Oh, that was the last thing I wanted to address. Same response above suggested a psych consult. Really? That wasn't going to work. Patient would never have admitted to drug seeking, if that's what they were doing, or to having a problem with medication. They claimed to be in pain, and wanted meds, period. They didn't want help for it, or a psych evaluation. That would have been a waste of time and resources, to be perfectly honest. In a dreamworld, sure, but....
worked the ER, they got motrin, the pure drug seekers, work an ICU... we lay it on heavy. I don't discharge from the ICU, and this is never a lecture, but just please look, if your possible whinny can't make happy patient had been receiving narcs through the hospital stay, it is inhumane to simply cut them off.

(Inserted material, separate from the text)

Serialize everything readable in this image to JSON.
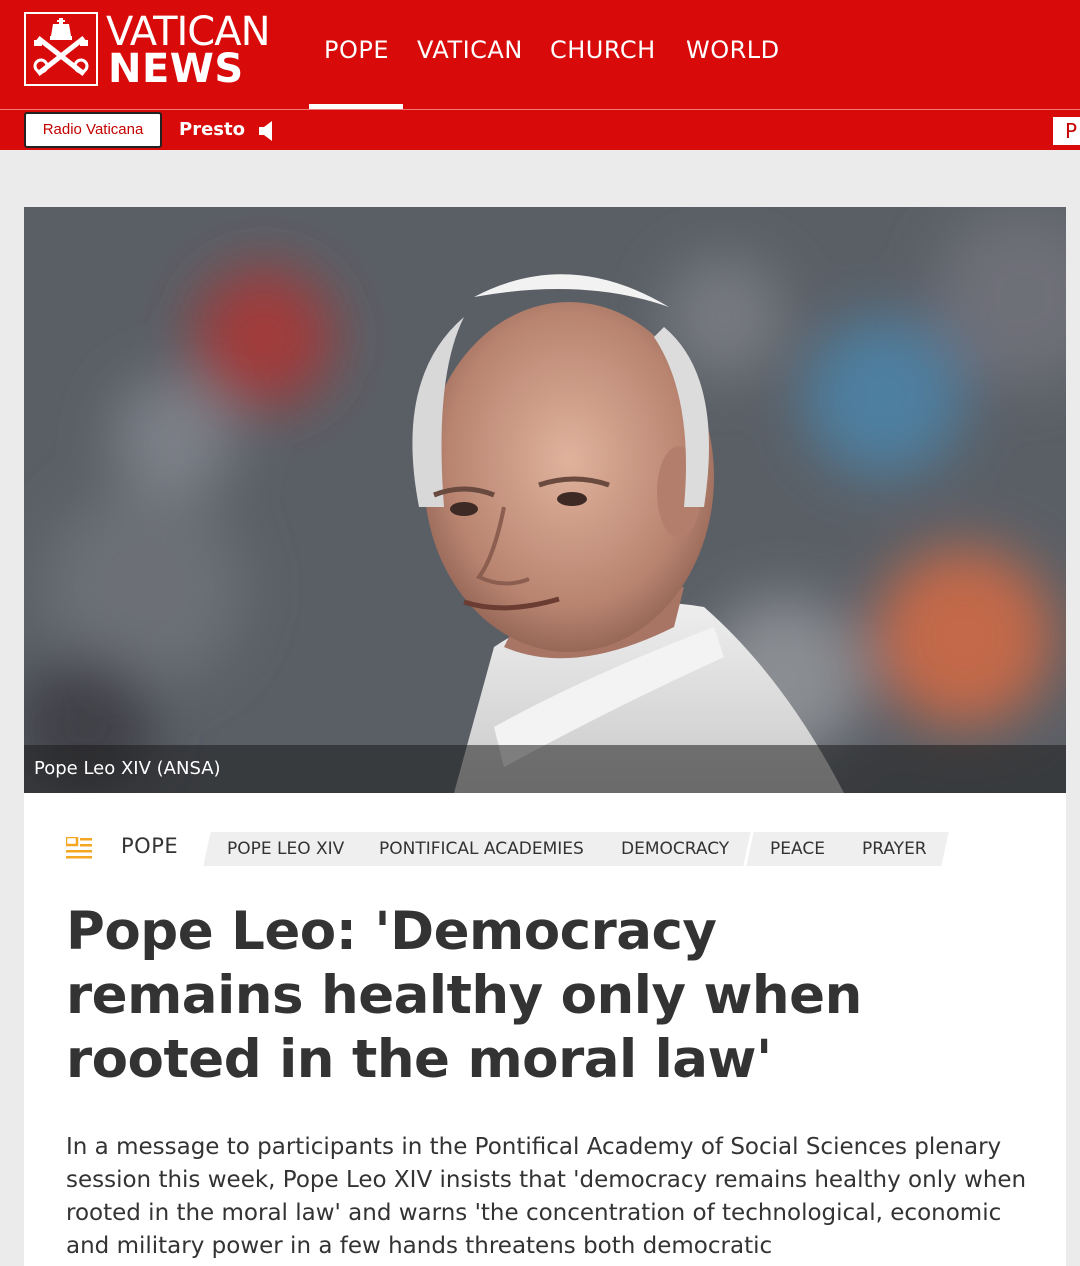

Narcotic withdraw can be life threatening due to rigors and tremors which throws them into rhabdo and it's ugly.I get these admits to the ICU... and it's ugly... a fentanyl patch times three doses until they can follow up with their doc... or percocet for seven days to follow up. YOU can't fix a dependancy on discharge, but you can prevent an acute withdrawl syndrome that gives piece of mind and then lays it on others hands. Plus there is narcotic dependence that we've created through no fault of your own, that needs to be addressed.Aside from what is "right to do' I always want to kick these suckers out, but know it isn't safe, will result in frequeent ER visits, increase costs and maybe cause harm. The extra call to get them through the week to give them fair chance of a primary care provider is a nursing necessity. that way you never have to second guess yourself.We don't enable at discharge, we either own an addict or have provided proper placement. Discharge is not the place to determine enabeling, either we've addressed it or we have to continue the weaning though discharge care. we simply don't cut them off because we can.

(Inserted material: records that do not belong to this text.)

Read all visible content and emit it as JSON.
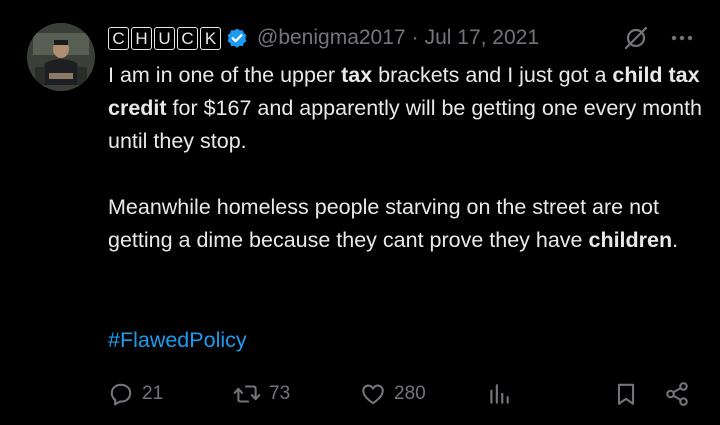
{
  "author": {
    "name_letters": [
      "C",
      "H",
      "U",
      "C",
      "K"
    ],
    "handle": "@benigma2017",
    "separator": "·",
    "date": "Jul 17, 2021"
  },
  "header_icons": {
    "grok": "grok-icon",
    "more": "more-icon"
  },
  "tweet": {
    "p1": {
      "t1": "I am in one of the upper ",
      "b1": "tax",
      "t2": " brackets and I just got a ",
      "b2": "child tax credit",
      "t3": " for $167 and apparently will be getting one every month until they stop."
    },
    "p2": {
      "t1": "Meanwhile homeless people starving on the street are not getting a dime because they cant prove they have ",
      "b1": "children",
      "t2": "."
    },
    "hashtag": "#FlawedPolicy"
  },
  "actions": {
    "replies": "21",
    "retweets": "73",
    "likes": "280",
    "icons": [
      "reply-icon",
      "retweet-icon",
      "like-icon",
      "views-icon",
      "bookmark-icon",
      "share-icon"
    ]
  },
  "colors": {
    "background": "#000000",
    "text": "#e7e9ea",
    "muted": "#71767b",
    "link": "#1d9bf0",
    "verified": "#1d9bf0"
  }
}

You don't know, however, what they were taking before they came in. They may not have been on narcs regularly, making withdrawals a non-issue (they aren't going to have that severe of withdrawals after only the meds they were on when hospitalized). In that case, IMO, you go by their home med list....if they weren't on narcs that were prescribed, and the doc didn't feel they needed a script to go home on, that's the end of it. It's also not our job to legally substitute what they were taking illicitly prior to coming in, either (and chances are, they aren't going to admit to illicit use, so you can't assume it and give meds just to stave off w/d's). They're adults. They may have withdrawals, or they may go back to their illegal source and use, but that's on THEM, that's also not our job to address and fix. If they want help with an addiction, they need to admit addiction and seek it on their own (and I am differentiating between addiction, and dependence from long-term prescribed use, that's a whole other ball game).